© JUNGE FREIHEIT Verlag GmbH & Co.  www.jungefreiheit.de  50/11 / 09. Dezember 2011

Studien gegen den Dogmatismus
Der Islamwissenschaftler Tilman Nagel bietet einen Überblick über die derzeit maßgebliche Mohammed-Forschung
Karl-Heinz Kuhlmann

Im Grundsätzlichen unterscheidet sich die Sicht gläubiger Muslime auf Mohammed von jener historisch Interessierter, seien sie Agnostiker, Atheisten oder religiös gebunden. Die letztgenannten suchen alle Aufklärung über den Lebensweg jenes Mannes, der am Beginn des 7. Jahrhunderts in der Mitte Arabiens eine religiöse Bewegung schuf, die, von einem aggressiven Kampfgeist durchdrungen, rasch weite Gebiete Vorderasiens und Nordafrikas eroberte, ihrem Glauben unterwarf und zu einem Herrschaftsgebäude eigener Art zusammenfügte. Was waren die benennbaren Voraussetzungen dieses Geschehens, was die unvorhersehbaren, unableitbaren Wendungen, die es beeinflußten?

Kurz, es geht den nicht durch den muslimisch geprägten Fragenden um die Erhellung und Darstellung eines Vorganges von weltgeschichtlicher Bedeutung. „Das Geschehen ist unter Beachtung der methodischen Standards zu schildern, denen Historiographie in einer von Wissenschaft bestimmten, das heißt der Vorläufigkeit und der Revidierbarkeit unterliegenden Weltsicht zu genügen hat.“ Mit diesen Sätzen leitet Tilman Nagel, emeritierter Islamwissenschaftler der Universität Göttingen und einer der bedeutendsten Islamforscher Deutschlands, sein Buch „Mohammed. Zwanzig Kapitel über den Propheten der Muslime“ ein. Es ist dies ein Extrakt aus seinen beiden anderen umfangreichen Werken „Mohammed. Leben und Legende“ (JF 28/08) sowie „Allahs Liebling. Ursprung und Erscheinungsformen des Mohammedglaubens“ (JF 46/08). Läßt man einmal eine andere Forschungsrichtung über die Entstehung des Islams und das Leben des Propheten beiseite, die erhebliche Zweifel an der bisherigen Sicht auf die Frühgeschichte dieser Religion hegt, so findet man wohl in Nagels Werken die zur Zeit maßgeblichen wissenschaftlichen Studien auf diesem Feld.

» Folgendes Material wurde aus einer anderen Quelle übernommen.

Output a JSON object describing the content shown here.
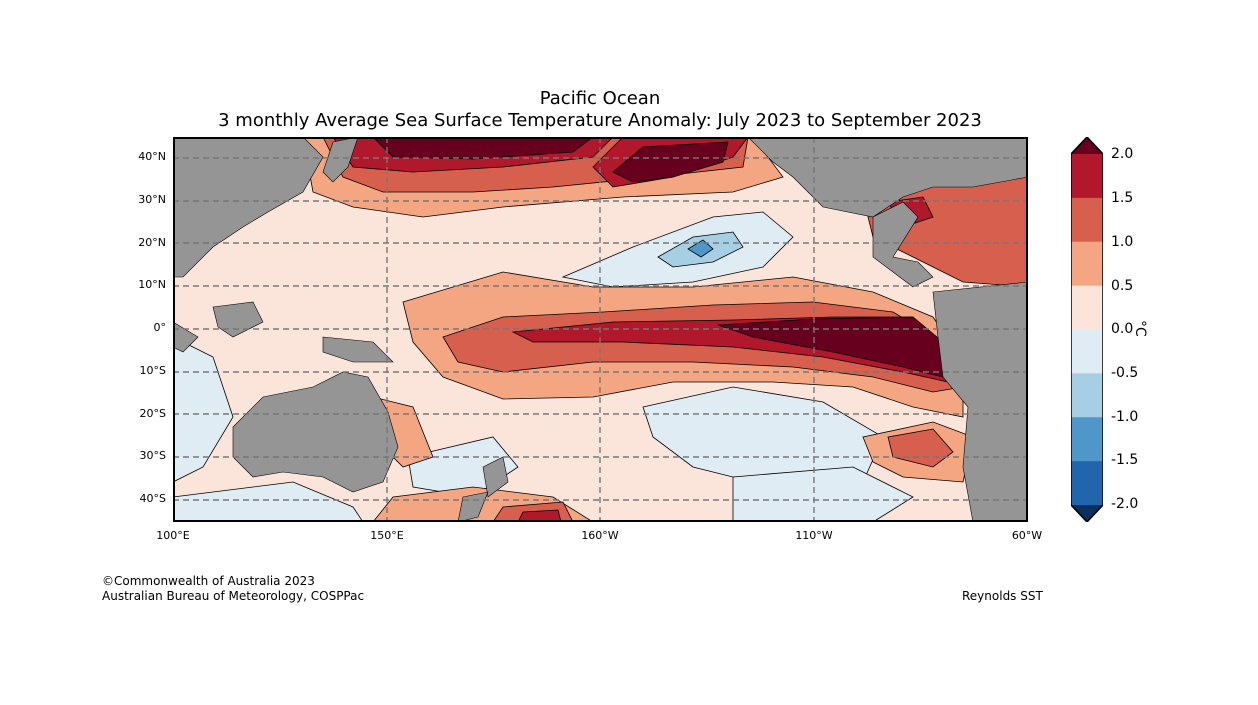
{
  "title": {
    "line1": "Pacific Ocean",
    "line2": "3 monthly Average Sea Surface Temperature Anomaly: July 2023 to September 2023"
  },
  "map": {
    "lat_labels": [
      "40°N",
      "30°N",
      "20°N",
      "10°N",
      "0°",
      "10°S",
      "20°S",
      "30°S",
      "40°S"
    ],
    "lon_labels": [
      "100°E",
      "150°E",
      "160°W",
      "110°W",
      "60°W"
    ],
    "land_color": "#959595",
    "grid_color": "#777777"
  },
  "colorbar": {
    "unit": "°C",
    "tick_labels": [
      "2.0",
      "1.5",
      "1.0",
      "0.5",
      "0.0",
      "-0.5",
      "-1.0",
      "-1.5",
      "-2.0"
    ],
    "colors": [
      "#67001f",
      "#b2182b",
      "#d6604d",
      "#f4a582",
      "#fbe5db",
      "#e0ecf3",
      "#a6cfe3",
      "#4f97c9",
      "#2166ac",
      "#0b2f5e"
    ]
  },
  "footer": {
    "copyright": "©Commonwealth of Australia 2023",
    "agency": "Australian Bureau of Meteorology, COSPPac",
    "source": "Reynolds SST"
  }
}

In den zwanzig Kapiteln wird auch dem Nichtfachmann das Konstrukt „Mohammed“ und damit dessen nachträgliche Dogmatisierung aus den verfügbaren Quellen deutlich vor Augen geführt. Dies ist in der gegenwärtigen Debatte um islamische Lehrstühle an deutschen Universitäten und die Ausbildung von muslimischen Religionslehrern um so wichtiger, als diese den methodischen Standards einer historischen Wissenschaft nicht genügen. Beispielhaft dafür sind die Abberufung von Muhammad Kalisch (Universität Münster) auf Druck muslimischer Verbände und die ausdrückliche Weigerung des an die Universität Osnabrück berufenen Bülent Ucar, den Propheten überhaupt zu kritisieren. Es bleibt zu hoffen, daß Nagels Studien auch verantwortliche Stellen der Landesregierungen erreichen, und damit die Hochschulen vor akademisch verbrämten Koranschulen bewahren.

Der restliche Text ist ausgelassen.